27 Outubro 2023
A voz quebrantada não suporta a emoção e mesmo assim a maior vontade é gritar de dor.
Edith Bruck, escritora, poetisa e sobrevivente de Auschwitz, experimentou pessoalmente o horror do Holocausto quando era pouco mais que uma criança. E hoje, aos 92 anos, não esconde a dificuldade de ainda falar de guerra. Ela olha continuamente as imagens vindas de Israel e de Gaza, temendo que a violência seja interminável. “Uma vergonha para a humanidade” que corre o risco de gerar apenas mais ódio.
A entrevista é de Eleonora Camilli, publicada por La Stampa, 25-10-2023. A tradução é de Luisa Rabolini.
Que sentimentos lhe causa o que está acontecendo?
É um choque para mim, fiquei mal, ainda estou muito mal. O que aconteceu no dia 7 de outubro é uma das coisas mais horríveis que se possa imaginar, especialmente para os civis. Penso continuamente naquelas crianças, nos jovens que participavam da rave, atingidos por um ataque repentino. Hoje lamento todos os mortos, também os palestinos. Mas pertenço ao povo judeu e dói-me constatar ainda esse antissemitismo, que não nasceu ontem e que infelizmente nunca será erradicado, aliás, está se espalhando ainda mais.
Do que você acha que depende?
De uma nuvem negra, isto é, da direita, que se instalaram na Europa e noutras partes do mundo. Muitos saem em passeatas e fazem manifestações em nome da Palestina, mas muitas vezes por trás existe um sentimento antissemita e anti-israelense mais que pró-palestinos. Eu nunca vi tamanho amor ao longo dos anos pelos refugiados palestinos. No entanto, a situação na Palestina é dramática e já deveria ter sido resolvida há 70 anos. Não se pode continuar de massacre em massacre. O ódio traz mais ódio, o sangue, mais sangue.
Nas últimas horas discute-se um possível ataque terrestre por parte de Israel. Você considera que seja uma resposta correta e proporcional ao que aconteceu?
Não existem guerras justas. Antes de qualquer ação, todos os civis devem ser postos a salvo. Sei bem que é uma operação muito difícil, até porque tem gente nos hospitais e não se sabe onde a levar. Mas lembremo-nos que a Faixa de Gaza não é apenas o Hamas, há crianças, pais, mães.
Portanto, não há saída. Estou muito assustada.
O que mais lhe assusta?
Que esta guerra não acabe, que os países vizinhos possam intervir e que o conflito se espalhe com o envolvimento do Líbano e do Irã. É muito perigoso.
Há também uma guerra de informação.
Acontece em todas as guerras, todos negam tudo, basta pensar na explosão do hospital de Gaza, onde houve um bate-rebate de responsabilidades. Sempre foi assim, a história sempre foi mistificada, mas fazendo isso ninguém jamais acertou as contas com o passado. Até a linguagem está agora vazia de substância.
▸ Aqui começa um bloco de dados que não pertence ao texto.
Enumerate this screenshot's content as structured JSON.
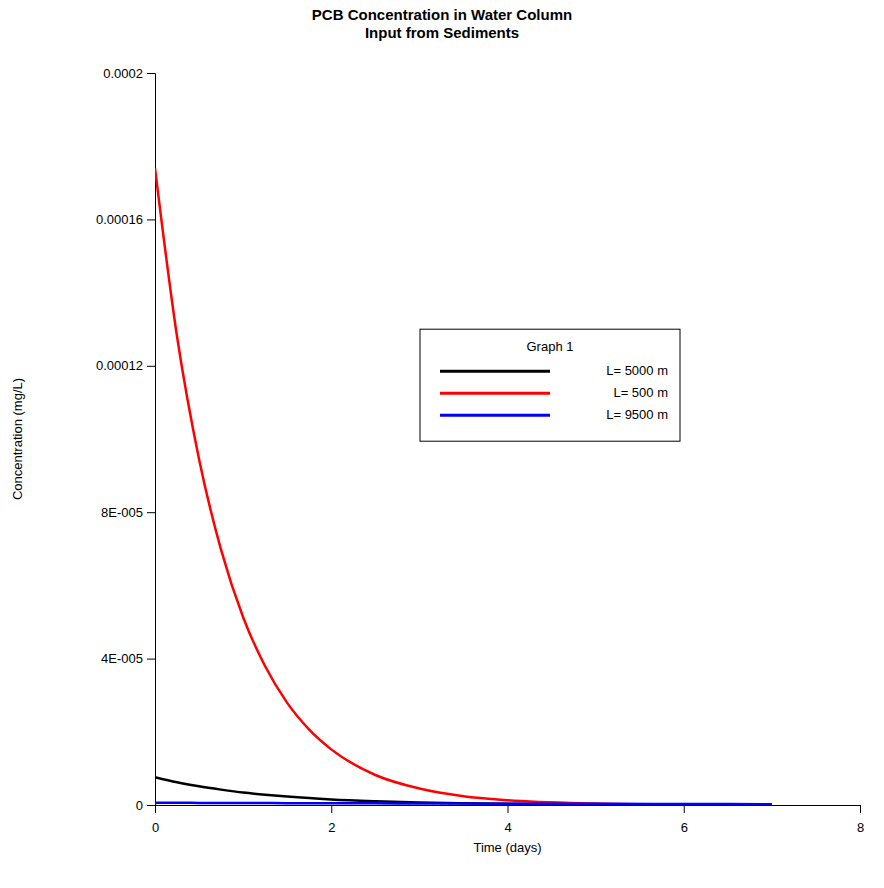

Yocheved Lifshitz, uma das mulheres feitas reféns pelo Hamas e libertada há dois dias, antes de sair apertou a mão de um de seus captores dizendo "shalom". Você acredita que até a palavra “paz” hoje seja desprovida de substância?
Sonho com a paz, mas acredito que seja uma utopia. Sou contra toda guerra, claro, mas hoje até chamar-se pacifista, um termo lindíssimo, já não tem substância. Depois daquele gesto tudo continuou como antes. Eu realmente espero que esta tragédia seja resolvida. A única solução é aquela de dois Estados, Israel e Palestina. Mas se tudo continuar assim, aquelas terras só servirão para enterrar os mortos.
Muitas das vítimas de ambos os lados são crianças. Existem agora mais de 1.500 mortes. A esses se somam feridos, órfãos e sobreviventes que crescerão com esse horror nos olhos. Como aconteceu com você.
É algo indescritível, o que vivi afetou toda a minha vida e ainda afeta, mas ao mesmo tempo me tornou consciente das injustiças do mundo e das violências. Eu detesto a violência, já vi tanto horror que nunca mais quero ver. Quando li sobre as 40 crianças mortas no kibutz, lembrei-me de uma cena que vivi em Auschwitz: havia a cabeça de uma criança ainda sangrando que estava sendo usada como bola de futebol. Quando li as notícias sobre aquelas crianças, comecei a chorar. Mas que tipo de mundo é esse? Isso não é guerra, é uma vergonha para a humanidade. A guerra é um exército que luta contra outro exército, não contra civis, não contra jovens que dançam ou contra crianças nas casas. Faltam-me as forças, mas gostaria de gritar de dor por essa injustiça.
Você vê uma solução no horizonte?
Israelenses e palestinos devem encontrar uma solução juntos. Meu desejo é que nenhum judeu morra novamente no mundo, mas não acredito que a violência seja respondida com violência, vingança ou revanche. Eu não odiei nem os alemães. O ódio só envenena quem o sente.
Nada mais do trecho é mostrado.